1 Introduction

Speech enhancement, which emphasizes the target speech from mixed signals, is one of the important issues in acoustic processing. Multi-channel approach using the microphone array is a typical approach to enhance the speech signal. Speech enhancement is realized by using the difference between the phase and amplitude of the sound entering each microphone [1,2,3]. Although it is an attractive approach to enhance the speech, it is necessary to set multiple microphones and to estimate the positions of the microphones. When we set the system for speech enhancement to the machines such as robots and vehicles, the background noise makes their performance worse. In order to solve this problem, we focus on speech enhancement technology in sensor fusion that combines image signal and audio signal. P. Duchnowaski et al. [4] proposed a method for extracting speech from the speaker’s lips using image information and tracking the speaker’s face based on the extracted lips to assist speech enhancement. H. Kulkarni et al. [5] proposed lip reading that can automatically enhance speech in correspondence with a language data set by combining deep learning and lip reading.
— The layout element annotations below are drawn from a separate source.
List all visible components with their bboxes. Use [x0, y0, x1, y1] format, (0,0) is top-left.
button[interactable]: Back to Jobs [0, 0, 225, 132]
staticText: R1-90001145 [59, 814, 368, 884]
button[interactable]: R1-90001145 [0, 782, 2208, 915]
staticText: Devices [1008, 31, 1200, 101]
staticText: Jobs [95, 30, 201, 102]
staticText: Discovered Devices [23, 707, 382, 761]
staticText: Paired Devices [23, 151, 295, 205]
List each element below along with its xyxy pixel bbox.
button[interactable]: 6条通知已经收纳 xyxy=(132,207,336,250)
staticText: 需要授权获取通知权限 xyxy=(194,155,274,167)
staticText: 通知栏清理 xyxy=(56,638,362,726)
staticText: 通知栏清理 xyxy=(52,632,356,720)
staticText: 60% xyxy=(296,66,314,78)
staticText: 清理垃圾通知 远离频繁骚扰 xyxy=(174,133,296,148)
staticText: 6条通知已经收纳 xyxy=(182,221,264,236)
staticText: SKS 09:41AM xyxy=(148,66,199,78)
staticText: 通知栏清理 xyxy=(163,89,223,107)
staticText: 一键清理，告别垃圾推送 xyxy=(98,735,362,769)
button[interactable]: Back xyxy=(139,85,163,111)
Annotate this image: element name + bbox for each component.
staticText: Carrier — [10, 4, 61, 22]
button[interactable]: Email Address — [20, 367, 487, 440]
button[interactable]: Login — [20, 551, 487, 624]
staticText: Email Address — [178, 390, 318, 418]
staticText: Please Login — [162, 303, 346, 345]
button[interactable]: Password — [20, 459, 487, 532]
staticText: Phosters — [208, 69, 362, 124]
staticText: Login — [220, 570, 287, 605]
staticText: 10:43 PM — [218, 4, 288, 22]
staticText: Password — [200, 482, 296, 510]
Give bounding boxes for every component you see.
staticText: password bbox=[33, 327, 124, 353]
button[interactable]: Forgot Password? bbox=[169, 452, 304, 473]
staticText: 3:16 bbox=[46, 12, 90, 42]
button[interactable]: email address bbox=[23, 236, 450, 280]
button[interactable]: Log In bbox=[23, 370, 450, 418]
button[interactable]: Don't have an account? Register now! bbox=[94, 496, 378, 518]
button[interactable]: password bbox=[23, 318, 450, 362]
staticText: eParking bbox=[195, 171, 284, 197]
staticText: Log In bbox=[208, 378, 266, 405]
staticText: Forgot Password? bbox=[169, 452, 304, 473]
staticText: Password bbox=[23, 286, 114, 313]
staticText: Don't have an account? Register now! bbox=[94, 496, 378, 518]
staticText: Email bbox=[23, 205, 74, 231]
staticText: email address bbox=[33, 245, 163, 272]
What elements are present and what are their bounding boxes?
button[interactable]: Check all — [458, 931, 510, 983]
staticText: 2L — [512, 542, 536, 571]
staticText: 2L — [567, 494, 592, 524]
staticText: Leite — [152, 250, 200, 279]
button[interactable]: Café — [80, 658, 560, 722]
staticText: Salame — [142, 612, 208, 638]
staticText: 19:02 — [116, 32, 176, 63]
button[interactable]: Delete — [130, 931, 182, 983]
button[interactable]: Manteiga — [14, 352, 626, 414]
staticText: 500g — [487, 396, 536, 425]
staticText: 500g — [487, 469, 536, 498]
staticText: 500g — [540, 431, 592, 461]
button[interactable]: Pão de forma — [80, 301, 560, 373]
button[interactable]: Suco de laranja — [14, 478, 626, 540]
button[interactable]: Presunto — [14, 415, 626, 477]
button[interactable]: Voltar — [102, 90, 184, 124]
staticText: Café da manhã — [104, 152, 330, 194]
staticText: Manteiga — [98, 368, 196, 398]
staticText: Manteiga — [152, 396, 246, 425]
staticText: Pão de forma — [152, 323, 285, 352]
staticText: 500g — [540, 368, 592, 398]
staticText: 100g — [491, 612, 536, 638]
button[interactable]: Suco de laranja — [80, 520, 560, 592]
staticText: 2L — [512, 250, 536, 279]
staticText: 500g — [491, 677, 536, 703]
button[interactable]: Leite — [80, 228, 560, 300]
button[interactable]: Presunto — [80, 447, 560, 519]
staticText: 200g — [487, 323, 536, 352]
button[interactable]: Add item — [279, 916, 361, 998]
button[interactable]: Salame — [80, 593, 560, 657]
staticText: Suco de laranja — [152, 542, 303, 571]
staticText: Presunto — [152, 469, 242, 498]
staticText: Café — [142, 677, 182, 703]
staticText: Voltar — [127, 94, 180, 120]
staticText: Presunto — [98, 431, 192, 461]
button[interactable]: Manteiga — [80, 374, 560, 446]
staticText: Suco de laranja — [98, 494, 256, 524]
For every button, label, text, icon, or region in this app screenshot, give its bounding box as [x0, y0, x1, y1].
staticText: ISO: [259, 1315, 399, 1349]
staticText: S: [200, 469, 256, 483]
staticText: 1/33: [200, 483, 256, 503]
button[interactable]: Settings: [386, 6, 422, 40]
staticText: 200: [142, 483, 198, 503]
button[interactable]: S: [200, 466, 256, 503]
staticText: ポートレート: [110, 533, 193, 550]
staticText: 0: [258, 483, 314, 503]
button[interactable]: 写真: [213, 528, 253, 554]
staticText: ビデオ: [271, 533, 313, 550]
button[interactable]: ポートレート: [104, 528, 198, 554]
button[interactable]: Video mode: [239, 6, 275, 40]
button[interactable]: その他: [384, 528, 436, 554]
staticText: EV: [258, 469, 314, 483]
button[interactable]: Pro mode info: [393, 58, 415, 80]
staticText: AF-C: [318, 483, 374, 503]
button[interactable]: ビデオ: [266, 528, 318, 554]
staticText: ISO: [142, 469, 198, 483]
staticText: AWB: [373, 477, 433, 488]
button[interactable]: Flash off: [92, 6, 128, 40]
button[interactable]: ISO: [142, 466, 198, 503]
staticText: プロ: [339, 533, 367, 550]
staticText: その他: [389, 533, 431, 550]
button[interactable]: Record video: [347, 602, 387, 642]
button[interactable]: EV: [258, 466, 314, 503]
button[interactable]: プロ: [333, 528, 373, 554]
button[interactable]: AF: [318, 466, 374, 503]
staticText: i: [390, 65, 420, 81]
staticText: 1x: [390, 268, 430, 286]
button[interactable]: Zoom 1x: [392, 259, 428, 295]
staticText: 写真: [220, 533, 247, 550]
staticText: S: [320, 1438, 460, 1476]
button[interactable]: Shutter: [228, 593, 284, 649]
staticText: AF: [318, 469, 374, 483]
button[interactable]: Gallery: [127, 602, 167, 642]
In this way, sensor fusion is a technology that has been attracting attention for a long time. However, speech enhancement technology that simultaneously transmits and receives image signal and audio signal has not been studied so far.

Recently, we proposed a speech enhancement technology of cooperative transmission and reception [6]. In this method, the speaker transmits not only the audio signal through the speaker but also the audio information as an image signal through the display. The listener emphasizes the target acoustical signal from the image and audio signals received through the standard camera and microphone mounted on smartphones and tablets. This framework is a framework for sensor-transmission/reception cooperative sensor fusion. The proposed framework makes it possible to implement speech enhancement that is not affected by the type of external noise, which was difficult with conventional speech enhancement techniques. Non-overlapping noise can be removed by the binary mask even for mixed speech with overlap on the frequency axis since the mask information can be obtained as visual information. However, overlapping noise remains on the time-frequency axis after the binary mask. In this paper, we focus on reducing the overlapping noise by using the spectral subtraction and give some experimental results to show the effectiveness of the proposed approach.

2 Problem Formulation

In this section, we describe the supposed situation and formulate the problem. Figure 1 shows an example of how to use the proposed method. It can be used to send voice to an unspecified number of people, such as an election speech in public spaces. The speaker not only generates the voice through the speaker, but also transmits the mask information of the voice to the listener through the display. When the listener would like to hear the speaker’s voice, the listener moves the camera of the smartphone or tablet to the display and captures the audio signal and image information. The listener can obtain the voice information of the speaker with high quality even in a noisy situation by using the proposed method. Let us consider a target signal s(t) and ith noise ni(t). The mixed speech x1(t) acquired from the microphone array is described as follows.

Fig. 1.
figure 1

Assumed usage scenario of the proposed method.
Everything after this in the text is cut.